Capital Brackets: Architectural Archetypes

Today on the island there seems to be the emergence of various sources of capital when translated into built form, there seems to be four predominant archetypes. Expediency driven, profit driven, state driven and affluence driven types. (Pathiraja, 2018) These four archetypes have been well established since the island state gained independence from its colonial masters.Today, however, we begin to see the emergence of a new archetype, one that is originates from the Chinese. With projects across the island, as far up as Jaffna, suspiciously close to India, the Chinese are coming in a big way.

The Chinese are Coming

The relationship between the Chinese and Sri Lankans is not a uniquely new one, but one that has been crafted over the years. Curiously, the relationship between the two date back to early 14th century, through the military figure of Zheng He when he had first interfered with the civil war of that time between the Kingdom of Kotte and Jaffna.

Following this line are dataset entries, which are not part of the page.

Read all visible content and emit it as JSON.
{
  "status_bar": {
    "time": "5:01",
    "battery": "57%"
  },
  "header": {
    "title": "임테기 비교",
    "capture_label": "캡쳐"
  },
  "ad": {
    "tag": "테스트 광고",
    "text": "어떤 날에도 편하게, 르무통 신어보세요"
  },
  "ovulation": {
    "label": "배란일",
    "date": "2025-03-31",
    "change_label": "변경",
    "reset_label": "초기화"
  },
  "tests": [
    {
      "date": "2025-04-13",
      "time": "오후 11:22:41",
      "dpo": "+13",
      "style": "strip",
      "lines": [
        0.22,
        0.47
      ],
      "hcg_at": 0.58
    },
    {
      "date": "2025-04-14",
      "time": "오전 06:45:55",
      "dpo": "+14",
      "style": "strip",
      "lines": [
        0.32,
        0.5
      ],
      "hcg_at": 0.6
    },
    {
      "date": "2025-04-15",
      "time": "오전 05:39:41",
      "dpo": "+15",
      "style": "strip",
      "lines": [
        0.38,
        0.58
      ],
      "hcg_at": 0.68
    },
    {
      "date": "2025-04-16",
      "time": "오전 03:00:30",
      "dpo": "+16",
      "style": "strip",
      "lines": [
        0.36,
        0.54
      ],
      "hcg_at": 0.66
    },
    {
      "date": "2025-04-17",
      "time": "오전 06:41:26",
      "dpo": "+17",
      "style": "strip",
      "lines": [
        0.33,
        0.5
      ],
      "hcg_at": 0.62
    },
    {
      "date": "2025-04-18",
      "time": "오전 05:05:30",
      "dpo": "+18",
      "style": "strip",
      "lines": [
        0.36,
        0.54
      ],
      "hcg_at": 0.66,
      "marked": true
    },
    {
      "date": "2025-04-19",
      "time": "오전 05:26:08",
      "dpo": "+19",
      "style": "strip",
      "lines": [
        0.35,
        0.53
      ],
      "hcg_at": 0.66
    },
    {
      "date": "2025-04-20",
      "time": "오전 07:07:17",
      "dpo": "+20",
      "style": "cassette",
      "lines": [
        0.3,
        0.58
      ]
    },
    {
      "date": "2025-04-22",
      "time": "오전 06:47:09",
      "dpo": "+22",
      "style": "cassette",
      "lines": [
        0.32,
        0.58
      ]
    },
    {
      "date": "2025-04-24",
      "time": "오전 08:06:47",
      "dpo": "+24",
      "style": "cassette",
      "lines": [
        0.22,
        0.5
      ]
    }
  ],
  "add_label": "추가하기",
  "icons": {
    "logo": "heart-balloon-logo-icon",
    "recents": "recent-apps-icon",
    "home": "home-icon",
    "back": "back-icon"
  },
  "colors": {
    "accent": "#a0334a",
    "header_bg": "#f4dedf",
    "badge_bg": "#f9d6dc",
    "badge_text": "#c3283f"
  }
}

In modern times, through the years, the capital brought forth from the Chinese have come in the form of both grants and loans for a variety of purposes. As of 2012, China was Sri Lanka’s largest bilateral (country to country) creditor, displacing Japan. Since 1997, the island state has borrowed around USD2.96 billion from China. Interest ballooning however, has led to accrued debt of USD4.9 billion which have to be repaid on average within 12 years from borrowing. More recently, two major projects in the country, the Hambantota Port and the Colombo Port City, has left a deepening debt trap. This major dent in the Sri Lanka’s balance sheet, results in a lop-sided dynamic in Chinese-Sri Lankan relations.

Yet, the plot seems to thicken. Historical materialism, it seems, trumps everything: “there is no power on earth that can stand in the way of intrinsic material forces.” This is indeed the case with our Sri Lankan and Chinese friends. Over the years, the Chinese have gifted Sri Lanka with many things. Public buildings, grants for infrastructure, armament aid for civil conflict just to name a few. The Chinese foreign policy in diplomacy is a long and patient strategy, it could be akin to a Bonsai Tree. In Planting a Bonsai Tree of sorts, the BMICH, a conference hall for the memory of the fourth prime minister of Sri Lanka, was a gift from the Chinese and built in the 1970s with a combined labour force from China and Sri Lanka.

40 years on, the building has served multifaceted role in cultural production between Sri lanka and China - from conferences, shared events, cultural exchanges. The building, in many ways, perfectly captures the dynamic between Sri Lanka and China, a friendship that is bounded by capital through the means of built form, and transplanted sino-modernism that employs the use of Chinese building materials and processes.